Um dicionário de neerlandês dos tempos de Durban, um presente dos irmãos e os livros que foram do tio

Entre os objetos adquiridos pela Casa Fernando Pessoa, que encerrou no ano passado para obras e que permanece sem uma data de reabertura, conta-se um conjunto de peças relacionadas com a vida de Pessoa em Durban, na África do Sul: um dicionário de neerlandês-africânder-neerlandês, que pertenceu a um dos irmãos do poeta; um retrato pouco conhecido do irmão João; o livro How to fly or the conquest of the air, de Richard Ferris, ilustrado com fotografias e uma dedicatória, que Pessoa recebeu dos irmãos; e ainda um cartão de visita do cunhado Francisco Caetano Dias, casado com a irmã Teca, mãe de Luís Miguel Rosa e Manuela Nogueira.

O organismo comprou ainda no leilão do Palácio do Correio Velho um conjunto de sete volumes sobre assuntos como literatura portuguesa ou a revolução republicana, com dedicatória a Henrique Rosa, irmão do padrasto de Pessoa. Intelectual e poeta, Henrique Rosa foi uma influência importante para Pessoa durante os seus anos de juventude. Foi Rosa que lhe apresentou Camilo Pessanha, na Pastelaria Suíça, em Lisboa, um encontro que o poeta recordou mais tarde em carta ao autor de Clepsydra.
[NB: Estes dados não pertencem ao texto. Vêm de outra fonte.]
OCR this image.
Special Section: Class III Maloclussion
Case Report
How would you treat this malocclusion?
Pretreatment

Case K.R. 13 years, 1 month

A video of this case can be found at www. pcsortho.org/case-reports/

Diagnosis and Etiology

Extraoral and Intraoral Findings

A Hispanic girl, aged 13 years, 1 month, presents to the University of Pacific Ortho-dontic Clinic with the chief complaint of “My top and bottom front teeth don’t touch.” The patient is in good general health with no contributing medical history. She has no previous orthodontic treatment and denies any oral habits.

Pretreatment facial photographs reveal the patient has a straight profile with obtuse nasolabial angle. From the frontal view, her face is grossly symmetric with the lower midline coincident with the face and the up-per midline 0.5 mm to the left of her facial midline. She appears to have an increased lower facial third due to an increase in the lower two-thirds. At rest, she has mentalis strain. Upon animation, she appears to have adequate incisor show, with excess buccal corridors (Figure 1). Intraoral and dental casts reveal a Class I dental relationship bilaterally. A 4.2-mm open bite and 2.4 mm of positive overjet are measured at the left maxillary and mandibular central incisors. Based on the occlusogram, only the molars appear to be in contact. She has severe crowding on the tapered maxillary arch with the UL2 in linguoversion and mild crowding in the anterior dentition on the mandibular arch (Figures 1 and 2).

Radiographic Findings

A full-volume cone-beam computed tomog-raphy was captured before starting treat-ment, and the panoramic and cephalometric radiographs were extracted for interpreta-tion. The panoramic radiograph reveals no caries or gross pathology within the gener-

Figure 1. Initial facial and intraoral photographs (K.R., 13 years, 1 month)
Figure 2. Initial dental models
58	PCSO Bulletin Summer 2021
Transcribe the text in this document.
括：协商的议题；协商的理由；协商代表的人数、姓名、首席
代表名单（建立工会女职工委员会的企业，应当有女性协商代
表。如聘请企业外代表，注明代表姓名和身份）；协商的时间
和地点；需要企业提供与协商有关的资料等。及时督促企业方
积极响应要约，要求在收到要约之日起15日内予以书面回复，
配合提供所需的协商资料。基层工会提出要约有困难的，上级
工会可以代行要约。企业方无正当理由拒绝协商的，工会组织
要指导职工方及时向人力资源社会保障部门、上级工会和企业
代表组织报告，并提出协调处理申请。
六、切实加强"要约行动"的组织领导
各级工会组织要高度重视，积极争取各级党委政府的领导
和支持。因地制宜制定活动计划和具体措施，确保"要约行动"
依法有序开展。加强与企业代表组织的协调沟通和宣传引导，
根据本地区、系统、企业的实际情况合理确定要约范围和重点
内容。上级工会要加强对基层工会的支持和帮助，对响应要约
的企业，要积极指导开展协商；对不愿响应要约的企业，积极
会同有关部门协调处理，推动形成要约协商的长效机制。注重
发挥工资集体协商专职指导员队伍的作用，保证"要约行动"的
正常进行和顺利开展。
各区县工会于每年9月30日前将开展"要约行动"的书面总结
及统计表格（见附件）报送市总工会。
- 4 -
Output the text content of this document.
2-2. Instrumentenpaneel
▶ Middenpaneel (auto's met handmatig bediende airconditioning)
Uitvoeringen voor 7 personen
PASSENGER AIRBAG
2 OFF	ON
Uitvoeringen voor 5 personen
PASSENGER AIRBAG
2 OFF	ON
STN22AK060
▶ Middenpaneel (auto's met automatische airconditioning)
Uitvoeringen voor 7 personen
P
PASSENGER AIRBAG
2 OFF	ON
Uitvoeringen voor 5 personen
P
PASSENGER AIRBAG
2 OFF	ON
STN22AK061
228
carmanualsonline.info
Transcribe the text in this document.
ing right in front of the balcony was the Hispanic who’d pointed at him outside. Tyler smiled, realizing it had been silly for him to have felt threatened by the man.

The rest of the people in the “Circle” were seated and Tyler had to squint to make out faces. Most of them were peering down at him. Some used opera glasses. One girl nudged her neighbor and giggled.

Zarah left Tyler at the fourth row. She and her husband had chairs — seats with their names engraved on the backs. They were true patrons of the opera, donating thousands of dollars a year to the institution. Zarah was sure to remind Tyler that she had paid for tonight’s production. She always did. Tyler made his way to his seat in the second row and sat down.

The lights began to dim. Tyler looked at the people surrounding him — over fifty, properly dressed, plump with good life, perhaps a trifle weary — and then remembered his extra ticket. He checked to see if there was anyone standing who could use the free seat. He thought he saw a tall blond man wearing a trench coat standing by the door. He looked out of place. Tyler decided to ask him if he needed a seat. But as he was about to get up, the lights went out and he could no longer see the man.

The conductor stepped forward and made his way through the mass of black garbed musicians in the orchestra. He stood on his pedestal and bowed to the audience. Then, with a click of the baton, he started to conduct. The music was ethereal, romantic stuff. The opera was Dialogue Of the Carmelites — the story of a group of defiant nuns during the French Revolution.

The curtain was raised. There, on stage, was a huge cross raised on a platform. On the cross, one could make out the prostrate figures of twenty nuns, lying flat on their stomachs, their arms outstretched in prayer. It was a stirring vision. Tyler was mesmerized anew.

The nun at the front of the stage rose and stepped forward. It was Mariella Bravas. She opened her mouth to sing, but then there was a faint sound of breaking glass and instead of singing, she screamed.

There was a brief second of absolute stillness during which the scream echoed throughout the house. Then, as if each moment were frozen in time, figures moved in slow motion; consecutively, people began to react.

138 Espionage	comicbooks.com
Livros que pertenceram a Fernando Pessoa custaram à Câmara Municipal de Lisboa 11 mil euros

A sessão organizada na semana passada pelo Palácio do Correio Velho é a mais recente de uma série de leilões realizados recentemente com espólio de Fernando Pessoa, classificado como bem de interesse nacional, que estava na posse dos seus sobrinhos. Foram eles que após a morte da irmã do poeta, Henriqueta Madalena Nogueira Dias, ficaram com os bens que tinham pertencido ao tio.